É com enorme alegria que registramos hoje o primeiro aniversário da SONARQ – Sociedade Norte-rio-grandense de Arqueologia Meio Ambiente.

Dinheiro pouco, pouquíssimo, mas cuja falta e escassez é exponencialmente compensadas pela fé, coragem, determinação e vontade de levar adiante a preservação do ambiente, incluindo nele o patrimônio cultural, histórico e arqueológico, pois ele é o fundamento da identidade do povo e da nação.

Agradecimentos? Há, às centenas! O espaço, contudo, não permite listá-los todos.

Mas há alguns em especial: aos jornalistas, representados por Leonardo Sodré e Roberto Guedes, pelo interesse e apoio; aos jipeiros do Trilha Amiga, do Natal Land Clube, e do Natal Jeep Clube, nos veículos dos quais nós – da SONARQ – nos aboletamos para visitarmos às nascentes dos rios do Estado e percorremos trilhas esquecidas em meio ao sertão e no litoral. Nunca nos faltou lugar em seus comboios de cunho cultural.

Um abraço especial, portanto, no Levy Pereira e no Ângelo Pinheiro, presidentes dessas duas últimas entidades.

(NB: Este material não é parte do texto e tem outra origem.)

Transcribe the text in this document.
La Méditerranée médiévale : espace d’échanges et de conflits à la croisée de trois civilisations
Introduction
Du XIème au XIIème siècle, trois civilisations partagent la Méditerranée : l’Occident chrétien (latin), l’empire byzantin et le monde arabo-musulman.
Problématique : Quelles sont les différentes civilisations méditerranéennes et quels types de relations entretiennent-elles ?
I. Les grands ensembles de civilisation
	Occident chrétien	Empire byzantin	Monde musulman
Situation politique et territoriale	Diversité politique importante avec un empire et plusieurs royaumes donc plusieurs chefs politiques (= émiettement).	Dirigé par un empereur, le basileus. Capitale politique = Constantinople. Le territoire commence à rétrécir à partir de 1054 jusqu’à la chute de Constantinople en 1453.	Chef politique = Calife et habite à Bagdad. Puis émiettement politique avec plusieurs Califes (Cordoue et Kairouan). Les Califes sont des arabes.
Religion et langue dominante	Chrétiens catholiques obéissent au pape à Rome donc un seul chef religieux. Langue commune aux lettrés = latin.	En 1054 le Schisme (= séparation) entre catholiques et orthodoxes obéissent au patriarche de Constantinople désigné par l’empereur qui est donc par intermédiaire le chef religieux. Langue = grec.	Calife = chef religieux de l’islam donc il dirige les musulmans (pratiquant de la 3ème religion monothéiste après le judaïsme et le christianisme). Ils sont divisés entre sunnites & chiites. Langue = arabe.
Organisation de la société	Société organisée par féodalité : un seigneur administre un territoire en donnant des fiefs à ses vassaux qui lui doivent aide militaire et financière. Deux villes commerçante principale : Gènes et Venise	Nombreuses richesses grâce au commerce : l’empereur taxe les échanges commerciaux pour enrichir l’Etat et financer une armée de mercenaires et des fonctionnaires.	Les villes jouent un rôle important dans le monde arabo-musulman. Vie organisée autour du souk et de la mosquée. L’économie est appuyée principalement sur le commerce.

Levy se tornou um de nossos mais prestimosos parceiros científicos na pesquisa sobre os antigos caminhos do Rio Grande do Norte, e. ao Eufran de Oliveira Souza, amigo de sempre, que nos doou mais de uma centena de livros sobre folclore, assim como ao NLC, que nos doou cópias de mapas seiscentistas.

Participamos dos estudos e ações do Comitê que visa a preservação ambiental da bacia hidrográfica do rio Pitimbú; dos problemas inerentes à servidão pública de passagem do Cabo de São Roque, e do entorno norte da Lagoa de Guaraíras, junto à Procuradoria Estadual de Meio-Ambiente; da inspeção das nascentes dos rios Pitimbú, Maxaranguape e Ceará-Mirim, com a apresentação oficial de um relatório desta última; auxiliamos na confecção da Avaliação Ambiental Estratégica, do Ministério Público; realizamos o diagnóstico arqueológico do ‘Cemitério dos Ingleses’, no futuro Parque Estadual do Mangue, na Redinha; apoiamos as ações da Associação dos moradores, empresários e amigos das praia de Ponta Negra – Ame Ponta Negra, em suas propostas e sugestões aos órgãos públicos em relação ao problema das águas e esgotos da região.

Alem disso, pesquisamos exaustivamente a região agreste-litorânea entre os Estados do Rio Grande do Norte e da Paraíba, junto a integrantes do Natal Land Clube – mais de 3.000 km -, para realizar um trabalho de identificar a existência dos antigos caminhos coloniais que constam da cartografia holandesa ao tempo do domínio batavo da área. Esta pesquisa será apresentada em encontro internacional de história colonial, no próximo setembro.

Fomos assunto de diversas matérias jornalísticas, bem como pauta de entrevistas em programas de rádio e televisão. Ainda - o que é parte importante de nossos propósitos -, ministramos palestras em colégios e orientamos trabalhos universitários sobre os temas que nos dizem respeito.

Houve, naturalmente, outras pequenas coisas, mas de somenos importância.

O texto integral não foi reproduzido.